Truth? I don’t know. I have no idea. Perhaps it is because I deal with it on the daily and the last thing I want to do is get
creative about the hardest thing I’ve ever had to (consistently) deal with. Which is the most absurd reasoning because
I do believe the best way I can cope with this currently is by getting creative. I also think that I see it as my weakness,
my downfall, and I struggle with exposing that to others. I guess it’s twofold. 1: Creatively, I tend not to think about it
because I deal with it so much already and 2: I’m a big scaredycat wimp. The best news is that I’m willing to change this,
that I want to change this–at the very least it will provide me with another way to cope, to survive.
I’ve been thinking a lot about what I do not write about these days, mainly because my extracurricular writings have
squealed nearly to a halt. I write for class and that’s been my story for the past month or two. Sending work out for publication
consideration? Yes. Scribbling down new lines & such? Not really. I feel like the autumn involved a lot of internal things–
work and thoughts, maintenance and questions–I find it impossible to write in the thick of it.

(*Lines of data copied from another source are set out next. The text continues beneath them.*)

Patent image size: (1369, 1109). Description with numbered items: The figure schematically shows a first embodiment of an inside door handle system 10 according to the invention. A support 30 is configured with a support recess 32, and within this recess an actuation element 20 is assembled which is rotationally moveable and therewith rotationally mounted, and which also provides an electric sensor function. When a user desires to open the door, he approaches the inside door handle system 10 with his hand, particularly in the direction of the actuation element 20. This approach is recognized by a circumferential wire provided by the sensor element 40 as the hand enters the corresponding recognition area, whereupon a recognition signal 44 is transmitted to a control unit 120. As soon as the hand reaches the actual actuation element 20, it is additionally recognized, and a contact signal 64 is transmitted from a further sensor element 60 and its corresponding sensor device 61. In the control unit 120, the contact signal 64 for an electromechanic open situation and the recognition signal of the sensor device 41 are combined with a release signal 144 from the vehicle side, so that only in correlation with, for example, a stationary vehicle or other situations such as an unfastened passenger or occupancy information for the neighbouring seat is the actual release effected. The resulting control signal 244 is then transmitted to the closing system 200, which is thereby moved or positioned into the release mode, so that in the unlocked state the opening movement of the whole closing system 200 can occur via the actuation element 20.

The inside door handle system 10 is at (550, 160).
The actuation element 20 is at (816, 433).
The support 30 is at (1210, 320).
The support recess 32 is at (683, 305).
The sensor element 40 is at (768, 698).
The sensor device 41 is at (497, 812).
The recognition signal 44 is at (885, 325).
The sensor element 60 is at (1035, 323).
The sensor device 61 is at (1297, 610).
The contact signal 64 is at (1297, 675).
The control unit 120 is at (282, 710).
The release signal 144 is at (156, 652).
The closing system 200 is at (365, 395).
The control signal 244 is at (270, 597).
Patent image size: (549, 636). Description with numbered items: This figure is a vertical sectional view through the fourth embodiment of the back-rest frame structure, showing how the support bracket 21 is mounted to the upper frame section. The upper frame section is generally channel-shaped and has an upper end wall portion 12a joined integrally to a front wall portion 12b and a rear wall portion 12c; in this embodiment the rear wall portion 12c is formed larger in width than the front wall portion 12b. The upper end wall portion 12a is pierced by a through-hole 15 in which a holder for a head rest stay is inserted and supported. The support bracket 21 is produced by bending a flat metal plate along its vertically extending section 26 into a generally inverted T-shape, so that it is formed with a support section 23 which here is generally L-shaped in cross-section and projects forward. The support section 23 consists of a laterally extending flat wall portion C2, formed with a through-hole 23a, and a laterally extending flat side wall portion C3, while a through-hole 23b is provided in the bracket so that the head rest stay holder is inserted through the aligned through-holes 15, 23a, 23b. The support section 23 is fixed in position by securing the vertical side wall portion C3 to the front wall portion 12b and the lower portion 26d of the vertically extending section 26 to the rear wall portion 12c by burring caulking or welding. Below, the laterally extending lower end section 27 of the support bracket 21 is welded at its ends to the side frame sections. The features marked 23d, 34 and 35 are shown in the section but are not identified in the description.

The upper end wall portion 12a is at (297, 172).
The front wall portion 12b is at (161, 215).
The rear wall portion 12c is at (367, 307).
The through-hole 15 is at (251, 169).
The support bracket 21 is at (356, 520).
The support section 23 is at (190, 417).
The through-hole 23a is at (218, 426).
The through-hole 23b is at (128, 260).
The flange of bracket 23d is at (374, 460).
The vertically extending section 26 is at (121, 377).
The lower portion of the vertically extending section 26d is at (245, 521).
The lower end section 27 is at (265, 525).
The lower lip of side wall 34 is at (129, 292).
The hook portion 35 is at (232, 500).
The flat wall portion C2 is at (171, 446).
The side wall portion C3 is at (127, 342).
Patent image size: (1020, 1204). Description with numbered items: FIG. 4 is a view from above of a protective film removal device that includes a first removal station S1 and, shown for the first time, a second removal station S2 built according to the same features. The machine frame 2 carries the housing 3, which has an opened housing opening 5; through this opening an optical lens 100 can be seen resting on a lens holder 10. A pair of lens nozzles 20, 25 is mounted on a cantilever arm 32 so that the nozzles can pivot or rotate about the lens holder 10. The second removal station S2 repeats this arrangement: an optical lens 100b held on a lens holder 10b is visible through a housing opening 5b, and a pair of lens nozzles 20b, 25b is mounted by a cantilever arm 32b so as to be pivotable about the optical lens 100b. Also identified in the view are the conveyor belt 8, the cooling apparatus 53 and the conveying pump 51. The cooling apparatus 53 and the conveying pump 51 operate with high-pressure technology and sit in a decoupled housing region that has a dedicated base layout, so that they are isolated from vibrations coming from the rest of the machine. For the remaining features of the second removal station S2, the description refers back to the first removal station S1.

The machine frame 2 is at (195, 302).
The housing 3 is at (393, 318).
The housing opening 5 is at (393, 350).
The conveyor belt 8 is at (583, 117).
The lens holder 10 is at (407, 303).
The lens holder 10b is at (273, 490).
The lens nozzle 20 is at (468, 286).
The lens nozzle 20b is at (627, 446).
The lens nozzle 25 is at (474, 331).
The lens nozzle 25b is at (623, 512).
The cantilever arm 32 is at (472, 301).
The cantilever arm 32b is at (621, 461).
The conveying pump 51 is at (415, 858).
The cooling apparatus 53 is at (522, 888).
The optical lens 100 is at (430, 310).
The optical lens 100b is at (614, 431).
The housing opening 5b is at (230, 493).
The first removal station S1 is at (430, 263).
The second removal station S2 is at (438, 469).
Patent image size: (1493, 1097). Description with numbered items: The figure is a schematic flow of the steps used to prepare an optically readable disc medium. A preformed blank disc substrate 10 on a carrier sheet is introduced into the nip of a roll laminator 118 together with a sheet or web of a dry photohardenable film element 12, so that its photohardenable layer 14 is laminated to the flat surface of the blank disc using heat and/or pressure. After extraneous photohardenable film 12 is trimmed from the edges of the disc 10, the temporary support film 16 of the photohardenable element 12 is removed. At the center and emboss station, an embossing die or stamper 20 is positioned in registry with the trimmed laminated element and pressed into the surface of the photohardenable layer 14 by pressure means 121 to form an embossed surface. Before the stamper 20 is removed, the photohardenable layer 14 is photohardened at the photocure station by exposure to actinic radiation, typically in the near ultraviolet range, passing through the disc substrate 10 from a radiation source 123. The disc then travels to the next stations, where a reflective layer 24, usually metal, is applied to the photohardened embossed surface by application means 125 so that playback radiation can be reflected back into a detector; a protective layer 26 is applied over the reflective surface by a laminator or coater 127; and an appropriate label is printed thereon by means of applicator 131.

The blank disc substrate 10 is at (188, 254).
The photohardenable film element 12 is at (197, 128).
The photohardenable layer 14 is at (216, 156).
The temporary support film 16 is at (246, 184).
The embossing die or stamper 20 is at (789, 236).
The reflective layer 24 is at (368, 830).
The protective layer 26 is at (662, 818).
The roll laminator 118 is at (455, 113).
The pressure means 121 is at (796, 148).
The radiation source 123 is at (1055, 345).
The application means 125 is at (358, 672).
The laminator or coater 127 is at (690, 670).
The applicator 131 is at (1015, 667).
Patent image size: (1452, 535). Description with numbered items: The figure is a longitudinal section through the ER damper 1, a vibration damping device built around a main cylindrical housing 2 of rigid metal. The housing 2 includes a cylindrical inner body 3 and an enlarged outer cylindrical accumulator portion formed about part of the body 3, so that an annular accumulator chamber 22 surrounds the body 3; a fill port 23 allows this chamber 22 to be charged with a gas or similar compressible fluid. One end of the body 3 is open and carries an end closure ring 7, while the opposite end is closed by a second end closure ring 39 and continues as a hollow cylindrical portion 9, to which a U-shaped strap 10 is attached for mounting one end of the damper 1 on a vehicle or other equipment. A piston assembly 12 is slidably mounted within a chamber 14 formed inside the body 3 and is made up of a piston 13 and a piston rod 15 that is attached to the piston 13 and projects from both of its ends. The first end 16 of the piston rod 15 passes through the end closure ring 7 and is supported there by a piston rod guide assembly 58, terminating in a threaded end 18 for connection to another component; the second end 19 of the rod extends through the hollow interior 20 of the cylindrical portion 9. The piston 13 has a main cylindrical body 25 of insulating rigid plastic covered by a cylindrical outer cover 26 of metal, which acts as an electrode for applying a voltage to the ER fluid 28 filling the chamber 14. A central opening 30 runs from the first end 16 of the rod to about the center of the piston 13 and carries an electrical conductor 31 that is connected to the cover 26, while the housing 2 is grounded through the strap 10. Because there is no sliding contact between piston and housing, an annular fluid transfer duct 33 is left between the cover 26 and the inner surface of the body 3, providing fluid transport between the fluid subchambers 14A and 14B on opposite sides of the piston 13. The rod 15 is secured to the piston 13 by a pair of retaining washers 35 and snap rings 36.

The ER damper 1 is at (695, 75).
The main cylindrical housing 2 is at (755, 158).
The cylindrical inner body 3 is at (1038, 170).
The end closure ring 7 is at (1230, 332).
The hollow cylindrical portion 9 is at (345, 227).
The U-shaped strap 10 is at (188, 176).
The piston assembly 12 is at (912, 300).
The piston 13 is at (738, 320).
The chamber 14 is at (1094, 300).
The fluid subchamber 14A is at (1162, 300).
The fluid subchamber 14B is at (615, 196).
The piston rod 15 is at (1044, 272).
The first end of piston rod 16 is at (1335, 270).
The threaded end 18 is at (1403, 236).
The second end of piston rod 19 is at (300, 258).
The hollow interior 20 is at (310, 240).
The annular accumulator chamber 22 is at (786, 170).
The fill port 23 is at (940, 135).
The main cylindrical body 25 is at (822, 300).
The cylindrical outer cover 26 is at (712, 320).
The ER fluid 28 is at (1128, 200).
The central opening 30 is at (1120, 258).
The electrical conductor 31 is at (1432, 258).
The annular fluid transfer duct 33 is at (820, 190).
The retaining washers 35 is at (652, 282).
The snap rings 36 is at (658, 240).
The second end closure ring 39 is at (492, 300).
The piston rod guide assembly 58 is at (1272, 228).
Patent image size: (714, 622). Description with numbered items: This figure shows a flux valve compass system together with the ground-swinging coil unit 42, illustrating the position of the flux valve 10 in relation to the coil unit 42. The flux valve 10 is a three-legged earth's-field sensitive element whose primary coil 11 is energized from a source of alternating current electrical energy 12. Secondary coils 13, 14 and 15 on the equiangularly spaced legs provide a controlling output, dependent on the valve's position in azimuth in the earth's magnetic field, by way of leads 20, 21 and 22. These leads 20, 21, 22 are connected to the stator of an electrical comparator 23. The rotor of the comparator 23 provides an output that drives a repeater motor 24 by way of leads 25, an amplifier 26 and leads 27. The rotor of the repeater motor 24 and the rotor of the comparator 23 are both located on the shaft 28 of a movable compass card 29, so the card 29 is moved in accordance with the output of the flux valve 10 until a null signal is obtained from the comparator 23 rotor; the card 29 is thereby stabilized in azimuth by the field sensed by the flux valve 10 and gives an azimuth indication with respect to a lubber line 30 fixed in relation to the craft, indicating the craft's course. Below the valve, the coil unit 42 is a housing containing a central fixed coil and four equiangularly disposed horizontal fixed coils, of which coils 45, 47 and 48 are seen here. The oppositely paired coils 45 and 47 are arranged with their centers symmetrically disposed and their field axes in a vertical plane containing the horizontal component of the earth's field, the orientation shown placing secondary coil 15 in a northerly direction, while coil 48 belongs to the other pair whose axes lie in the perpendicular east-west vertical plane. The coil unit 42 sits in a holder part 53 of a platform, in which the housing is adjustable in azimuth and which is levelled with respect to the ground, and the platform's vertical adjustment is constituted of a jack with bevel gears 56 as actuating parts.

I’m still feeling quite a bit disturbed by the news of Jessica’s murder, too. Thoughts of her make me crave writing again, and
writing for the right reason/the only reason: because it is what I do and what I love, and there is no need to question
it or feel isolated or abandoned by it. May it never leave. May I always think of those nights at the apartment with Jess,
when she listened to me read new poems, when she offered feedback and support and her own work in return. The
next book will be formed soon, and the next book will be for her.
Other odds & ends: I’m three months sober. If it’s gonna be a long haul I pregame with the french press and sip on shirley
temples at the bar. I spent my first Thanksgiving alone ever. Just me and the cat, which was strange. The air had that specific
stillness to it that happens on holidays because your mind thinks that stillness into existence–the air is air like any other
non-holiday but we turn it into something significant. I certainly did; sitting on my back porch in the chilly air, staring at the
busted up clouds above me. I had cold spaghetti and brussel sprouts that day, enjoyed the thickness of solitude and stayed
in my long johns until it was time to go to bed again. I go back to the doctor in just under two weeks, and begin seeing
another one soon. More waiting rooms on lunch breaks but that’s okay. The medication seems to be working, though there is always more work to be done.